Two hundred and five aspiring legislators sat in a backroom of a San José hotel with pens erect.
They had given up a sun-filled weekend – unusual for July – for a 65-hour boot camp on how to be a politician. The course – conducted in a windowless banquet room of the Hotel Ambassador on Paseo Colón in San José – included instruction on parliamentary etiquette, constituent services, political processes and controversial issues before the Legislative Assembly.
After a series of interviews and exams, roughly 17 of the 200-plus participants will be selected to represent the party in a run for the 57-seat legislature.
“It’s a new way to do politics,” said Olga Marta Mena, a municipal employee from San Rafael de Alajuela, who has a whole booklet of ideas she’d like to implement if selected as a legislator. “If we want to bring change to the country, we have to change how we govern. And to change how we govern, we have to change how we do politics.”
Moving away from the traditional system through which politicians schmooze and fundraise their way into office, the young Citizen Action Party (PAC), which came to prominence in just the past eight years, is looking to base its selections for public offices on merit.
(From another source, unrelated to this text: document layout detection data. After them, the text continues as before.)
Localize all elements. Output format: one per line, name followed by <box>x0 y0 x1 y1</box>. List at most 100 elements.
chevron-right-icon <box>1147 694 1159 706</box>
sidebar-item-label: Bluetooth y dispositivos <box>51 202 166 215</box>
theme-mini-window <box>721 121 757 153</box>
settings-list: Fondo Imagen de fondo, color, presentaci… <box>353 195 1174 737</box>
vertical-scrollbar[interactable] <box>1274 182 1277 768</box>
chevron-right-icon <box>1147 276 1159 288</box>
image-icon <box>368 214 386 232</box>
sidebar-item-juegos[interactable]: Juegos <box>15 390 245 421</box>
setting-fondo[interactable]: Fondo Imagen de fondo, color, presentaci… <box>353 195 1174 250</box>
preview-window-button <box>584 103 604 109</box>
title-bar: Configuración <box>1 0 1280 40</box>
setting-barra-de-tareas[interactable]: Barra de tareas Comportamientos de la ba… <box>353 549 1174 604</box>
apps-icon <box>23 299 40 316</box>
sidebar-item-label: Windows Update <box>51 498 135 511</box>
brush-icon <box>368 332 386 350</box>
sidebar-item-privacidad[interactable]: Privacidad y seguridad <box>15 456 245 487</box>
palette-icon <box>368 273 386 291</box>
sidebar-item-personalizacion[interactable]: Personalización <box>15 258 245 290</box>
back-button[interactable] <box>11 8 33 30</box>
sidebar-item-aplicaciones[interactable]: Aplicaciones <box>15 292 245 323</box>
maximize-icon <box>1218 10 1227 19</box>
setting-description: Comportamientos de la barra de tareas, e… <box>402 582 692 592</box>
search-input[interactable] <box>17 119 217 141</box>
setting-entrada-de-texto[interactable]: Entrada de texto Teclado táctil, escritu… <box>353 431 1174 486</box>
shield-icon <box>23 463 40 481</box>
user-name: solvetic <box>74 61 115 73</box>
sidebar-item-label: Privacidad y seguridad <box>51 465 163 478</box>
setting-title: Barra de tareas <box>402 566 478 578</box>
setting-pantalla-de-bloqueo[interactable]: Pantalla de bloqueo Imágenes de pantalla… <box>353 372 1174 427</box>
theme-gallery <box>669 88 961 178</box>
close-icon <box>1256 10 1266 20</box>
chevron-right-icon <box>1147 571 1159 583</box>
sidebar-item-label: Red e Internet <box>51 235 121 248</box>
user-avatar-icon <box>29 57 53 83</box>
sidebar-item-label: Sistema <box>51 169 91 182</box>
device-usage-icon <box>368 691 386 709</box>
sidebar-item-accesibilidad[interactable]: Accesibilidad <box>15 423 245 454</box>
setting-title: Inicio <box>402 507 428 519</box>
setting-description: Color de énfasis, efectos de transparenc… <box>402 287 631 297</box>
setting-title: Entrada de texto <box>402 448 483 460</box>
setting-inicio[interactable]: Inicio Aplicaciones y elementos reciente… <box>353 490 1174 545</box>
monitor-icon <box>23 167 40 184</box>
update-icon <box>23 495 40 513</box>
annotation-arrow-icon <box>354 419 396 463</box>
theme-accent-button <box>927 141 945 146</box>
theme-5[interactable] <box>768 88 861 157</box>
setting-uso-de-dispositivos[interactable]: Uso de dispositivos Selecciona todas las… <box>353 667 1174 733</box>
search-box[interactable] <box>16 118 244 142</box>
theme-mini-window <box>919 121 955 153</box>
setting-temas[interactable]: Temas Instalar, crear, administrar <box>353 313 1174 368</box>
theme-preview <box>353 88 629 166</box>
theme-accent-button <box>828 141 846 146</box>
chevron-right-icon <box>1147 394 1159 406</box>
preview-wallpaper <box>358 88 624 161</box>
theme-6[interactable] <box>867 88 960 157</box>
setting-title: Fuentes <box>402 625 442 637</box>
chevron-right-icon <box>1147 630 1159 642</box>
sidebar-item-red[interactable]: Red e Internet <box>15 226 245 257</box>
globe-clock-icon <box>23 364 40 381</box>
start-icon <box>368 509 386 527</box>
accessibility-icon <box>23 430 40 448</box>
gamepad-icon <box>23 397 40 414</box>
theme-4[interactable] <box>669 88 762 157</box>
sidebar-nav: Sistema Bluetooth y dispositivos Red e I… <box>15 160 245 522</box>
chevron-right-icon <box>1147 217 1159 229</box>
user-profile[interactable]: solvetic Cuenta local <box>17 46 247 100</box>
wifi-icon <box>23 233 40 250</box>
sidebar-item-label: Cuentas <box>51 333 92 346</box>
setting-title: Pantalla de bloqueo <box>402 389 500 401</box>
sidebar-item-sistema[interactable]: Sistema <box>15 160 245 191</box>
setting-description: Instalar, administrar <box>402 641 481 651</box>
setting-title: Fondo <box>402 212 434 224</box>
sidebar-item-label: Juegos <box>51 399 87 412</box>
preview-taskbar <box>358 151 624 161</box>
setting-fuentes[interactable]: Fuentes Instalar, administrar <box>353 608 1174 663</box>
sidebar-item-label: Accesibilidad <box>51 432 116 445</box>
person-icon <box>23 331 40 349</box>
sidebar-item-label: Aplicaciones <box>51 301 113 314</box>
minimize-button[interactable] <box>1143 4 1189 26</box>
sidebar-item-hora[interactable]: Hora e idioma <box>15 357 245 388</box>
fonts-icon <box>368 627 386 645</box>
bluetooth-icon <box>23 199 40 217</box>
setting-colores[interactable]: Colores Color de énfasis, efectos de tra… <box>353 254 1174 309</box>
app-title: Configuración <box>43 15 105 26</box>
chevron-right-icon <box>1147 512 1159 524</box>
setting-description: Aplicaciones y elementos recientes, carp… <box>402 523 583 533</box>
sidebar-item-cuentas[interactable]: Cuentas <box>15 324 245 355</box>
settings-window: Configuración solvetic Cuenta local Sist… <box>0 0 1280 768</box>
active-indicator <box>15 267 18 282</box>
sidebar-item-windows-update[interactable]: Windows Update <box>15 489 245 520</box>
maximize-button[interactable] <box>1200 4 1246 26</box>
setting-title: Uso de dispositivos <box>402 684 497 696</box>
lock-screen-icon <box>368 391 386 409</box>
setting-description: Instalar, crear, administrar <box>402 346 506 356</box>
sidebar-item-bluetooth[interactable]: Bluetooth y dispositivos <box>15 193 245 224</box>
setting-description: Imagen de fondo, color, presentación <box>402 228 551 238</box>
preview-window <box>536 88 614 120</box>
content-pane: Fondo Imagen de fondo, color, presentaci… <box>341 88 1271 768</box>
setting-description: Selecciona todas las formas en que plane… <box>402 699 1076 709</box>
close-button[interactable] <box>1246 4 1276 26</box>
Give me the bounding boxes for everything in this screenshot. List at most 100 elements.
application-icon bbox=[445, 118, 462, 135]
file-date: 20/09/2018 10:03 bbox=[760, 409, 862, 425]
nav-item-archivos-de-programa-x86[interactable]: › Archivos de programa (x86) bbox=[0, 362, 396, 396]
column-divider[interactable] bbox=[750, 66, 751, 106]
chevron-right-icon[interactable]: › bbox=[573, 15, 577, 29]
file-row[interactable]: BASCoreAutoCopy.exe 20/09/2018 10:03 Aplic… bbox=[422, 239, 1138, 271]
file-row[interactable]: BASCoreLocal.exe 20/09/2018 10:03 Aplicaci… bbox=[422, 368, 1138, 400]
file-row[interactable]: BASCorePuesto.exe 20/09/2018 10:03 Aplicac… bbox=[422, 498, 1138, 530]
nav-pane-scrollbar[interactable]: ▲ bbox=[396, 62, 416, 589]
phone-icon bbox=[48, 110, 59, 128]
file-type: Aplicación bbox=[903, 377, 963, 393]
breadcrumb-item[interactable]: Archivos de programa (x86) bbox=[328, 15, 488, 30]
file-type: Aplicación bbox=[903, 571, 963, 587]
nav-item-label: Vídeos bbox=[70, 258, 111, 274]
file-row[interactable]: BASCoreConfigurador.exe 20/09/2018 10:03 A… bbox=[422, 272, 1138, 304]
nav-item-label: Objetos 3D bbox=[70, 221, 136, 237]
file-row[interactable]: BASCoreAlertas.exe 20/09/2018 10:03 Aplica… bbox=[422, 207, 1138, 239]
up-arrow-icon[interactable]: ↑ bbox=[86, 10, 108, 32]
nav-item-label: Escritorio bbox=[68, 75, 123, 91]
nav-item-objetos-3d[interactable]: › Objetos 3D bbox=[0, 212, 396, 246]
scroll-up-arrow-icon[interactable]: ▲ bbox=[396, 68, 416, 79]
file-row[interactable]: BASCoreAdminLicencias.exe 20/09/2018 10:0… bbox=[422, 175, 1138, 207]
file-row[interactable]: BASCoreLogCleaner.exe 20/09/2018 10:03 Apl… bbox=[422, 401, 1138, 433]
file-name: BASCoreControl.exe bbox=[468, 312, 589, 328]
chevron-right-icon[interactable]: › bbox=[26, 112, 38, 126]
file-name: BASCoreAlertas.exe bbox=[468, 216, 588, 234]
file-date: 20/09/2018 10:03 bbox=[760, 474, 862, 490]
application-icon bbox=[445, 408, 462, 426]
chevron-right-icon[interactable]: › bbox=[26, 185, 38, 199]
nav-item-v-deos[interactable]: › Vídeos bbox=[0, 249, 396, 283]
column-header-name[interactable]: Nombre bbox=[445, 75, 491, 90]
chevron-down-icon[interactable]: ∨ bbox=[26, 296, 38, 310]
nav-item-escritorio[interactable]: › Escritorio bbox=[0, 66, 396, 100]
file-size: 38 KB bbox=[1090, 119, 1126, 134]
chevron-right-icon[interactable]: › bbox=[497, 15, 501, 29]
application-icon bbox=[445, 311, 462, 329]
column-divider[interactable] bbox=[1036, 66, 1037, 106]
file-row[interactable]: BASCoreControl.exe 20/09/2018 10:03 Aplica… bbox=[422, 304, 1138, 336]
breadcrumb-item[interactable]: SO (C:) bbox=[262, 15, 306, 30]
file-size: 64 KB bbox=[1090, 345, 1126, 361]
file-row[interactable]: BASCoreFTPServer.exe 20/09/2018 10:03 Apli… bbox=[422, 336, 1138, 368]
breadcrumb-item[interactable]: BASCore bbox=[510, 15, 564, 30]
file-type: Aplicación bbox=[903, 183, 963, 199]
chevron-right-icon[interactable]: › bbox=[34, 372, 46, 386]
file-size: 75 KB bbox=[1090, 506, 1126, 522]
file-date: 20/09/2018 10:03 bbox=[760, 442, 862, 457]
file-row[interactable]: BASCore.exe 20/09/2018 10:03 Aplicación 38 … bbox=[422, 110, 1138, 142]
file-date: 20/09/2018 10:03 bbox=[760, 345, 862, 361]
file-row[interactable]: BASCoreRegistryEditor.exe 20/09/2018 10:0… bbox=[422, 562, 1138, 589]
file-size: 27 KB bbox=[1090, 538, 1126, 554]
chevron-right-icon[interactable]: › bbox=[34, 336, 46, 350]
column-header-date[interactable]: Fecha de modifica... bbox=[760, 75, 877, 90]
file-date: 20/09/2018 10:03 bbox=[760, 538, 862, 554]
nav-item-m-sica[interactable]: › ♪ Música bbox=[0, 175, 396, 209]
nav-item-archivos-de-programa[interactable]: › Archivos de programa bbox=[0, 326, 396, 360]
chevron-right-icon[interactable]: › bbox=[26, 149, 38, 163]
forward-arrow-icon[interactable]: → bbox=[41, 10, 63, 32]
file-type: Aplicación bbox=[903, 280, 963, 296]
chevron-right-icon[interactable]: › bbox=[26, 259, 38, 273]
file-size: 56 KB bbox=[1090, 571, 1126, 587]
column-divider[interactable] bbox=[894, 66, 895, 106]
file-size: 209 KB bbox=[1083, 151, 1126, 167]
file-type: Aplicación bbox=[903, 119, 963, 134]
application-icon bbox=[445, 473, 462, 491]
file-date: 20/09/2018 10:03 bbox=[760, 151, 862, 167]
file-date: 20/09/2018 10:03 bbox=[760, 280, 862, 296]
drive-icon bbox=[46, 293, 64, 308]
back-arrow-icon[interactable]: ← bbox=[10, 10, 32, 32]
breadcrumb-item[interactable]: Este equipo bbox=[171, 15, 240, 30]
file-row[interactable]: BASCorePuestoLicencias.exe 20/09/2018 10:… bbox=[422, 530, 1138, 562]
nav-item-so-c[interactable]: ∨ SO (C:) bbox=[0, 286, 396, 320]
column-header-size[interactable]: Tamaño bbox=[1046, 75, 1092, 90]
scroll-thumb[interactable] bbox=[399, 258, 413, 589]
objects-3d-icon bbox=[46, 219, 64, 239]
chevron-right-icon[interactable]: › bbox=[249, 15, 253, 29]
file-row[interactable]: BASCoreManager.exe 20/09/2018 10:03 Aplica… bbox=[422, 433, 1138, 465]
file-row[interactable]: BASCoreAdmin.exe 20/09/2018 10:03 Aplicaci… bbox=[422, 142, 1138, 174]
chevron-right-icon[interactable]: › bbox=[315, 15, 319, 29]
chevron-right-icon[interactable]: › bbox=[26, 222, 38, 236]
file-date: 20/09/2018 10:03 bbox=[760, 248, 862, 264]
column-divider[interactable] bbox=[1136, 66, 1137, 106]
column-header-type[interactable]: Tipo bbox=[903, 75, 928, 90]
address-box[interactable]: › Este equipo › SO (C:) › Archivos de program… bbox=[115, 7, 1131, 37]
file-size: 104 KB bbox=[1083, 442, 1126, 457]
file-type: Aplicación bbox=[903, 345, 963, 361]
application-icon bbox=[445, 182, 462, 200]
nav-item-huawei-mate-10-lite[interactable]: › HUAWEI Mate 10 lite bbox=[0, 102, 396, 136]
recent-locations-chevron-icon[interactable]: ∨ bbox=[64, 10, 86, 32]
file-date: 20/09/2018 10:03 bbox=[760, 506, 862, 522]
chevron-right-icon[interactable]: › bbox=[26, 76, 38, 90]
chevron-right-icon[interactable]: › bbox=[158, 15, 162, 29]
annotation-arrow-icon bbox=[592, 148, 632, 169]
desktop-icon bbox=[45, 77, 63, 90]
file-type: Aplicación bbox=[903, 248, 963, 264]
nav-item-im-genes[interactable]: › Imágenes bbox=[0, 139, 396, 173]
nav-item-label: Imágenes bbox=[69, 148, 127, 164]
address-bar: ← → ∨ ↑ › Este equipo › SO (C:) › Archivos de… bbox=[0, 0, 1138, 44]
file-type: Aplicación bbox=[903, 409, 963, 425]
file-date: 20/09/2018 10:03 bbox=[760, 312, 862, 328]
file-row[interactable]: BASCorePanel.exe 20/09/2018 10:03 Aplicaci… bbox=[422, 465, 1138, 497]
Engineers, oceanographers, journalists and economists responded to their call for candidates and enrolled in the three-weekend course.
“They are old and they are young; they are from all over the county; they are party founders and new to the political scene,” said agronomist Ronny Barboza, a coordinator for the program. “They all have different backgrounds.”
The training program started when the PAC began, Barboza said. “It’s part of the philosophy of PAC…to encourage citizen involvement at all levels.”
The PAC became the second most-dominant party after the Social Christian Unity Party fell off the political stage as a result of serious corruption charges against its most prominent leaders. PAC almost captured the presidency in the 2006 elections, when party figurehead Ottón Solís came within two percentage points of defeating the victor, current President Oscar Arias of the National Liberation Party..
All sixteen PAC legislators presently serving in the Legislative Assembly went through a program similar to the current one. During a break from a lecture on healthcare conducted by Dr. Guido Miranda, former president of the Costa Rican Social Security System, Daniel Alvarado said, “This is the only party in Costa Rica and the only party in the world that teaches its legislators how to serve in elected office.”
The 46-year-old lawyer from Alajuela said he considers this training program an opportunity to move the country forward.
“With the same politics,” he said, “the country is not going to move forward. But PAC is doing something different.”
Barboza added that the training benefits the party and also is intended to improve the country.
“We have the obligation to give the country qualified legislators with enough knowledge to do their jobs correctly,” he said.
Also, he said, it can help party leaders ensure that members maintain a unified stance on issues.
“While it’s a good opportunity to let people know our thinking so that they are assured they are in the right party, it’s also a chance for us to confirm they are in the right party,” Solís told The Tico Times. “We want our stance as a party to be homogenous.”
Only a handful of the 205 aspirants will make it into the legislature, but that doesn’t matter to Mena.
“I came here to learn,” said the forceful middle-aged woman. “Really, this is a university experience for me.”
How Are Members
of the Legislative
Unlike in the United States, where voters choose candidates directly in both party primaries and the general election, in Costa Rica candidates for the Legislative Assembly are chosen by political parties and presented to the voters as part of a party slate for each province. Seats in the Legislative Assembly are allotted proportionately to each party based on the votes received by the slate.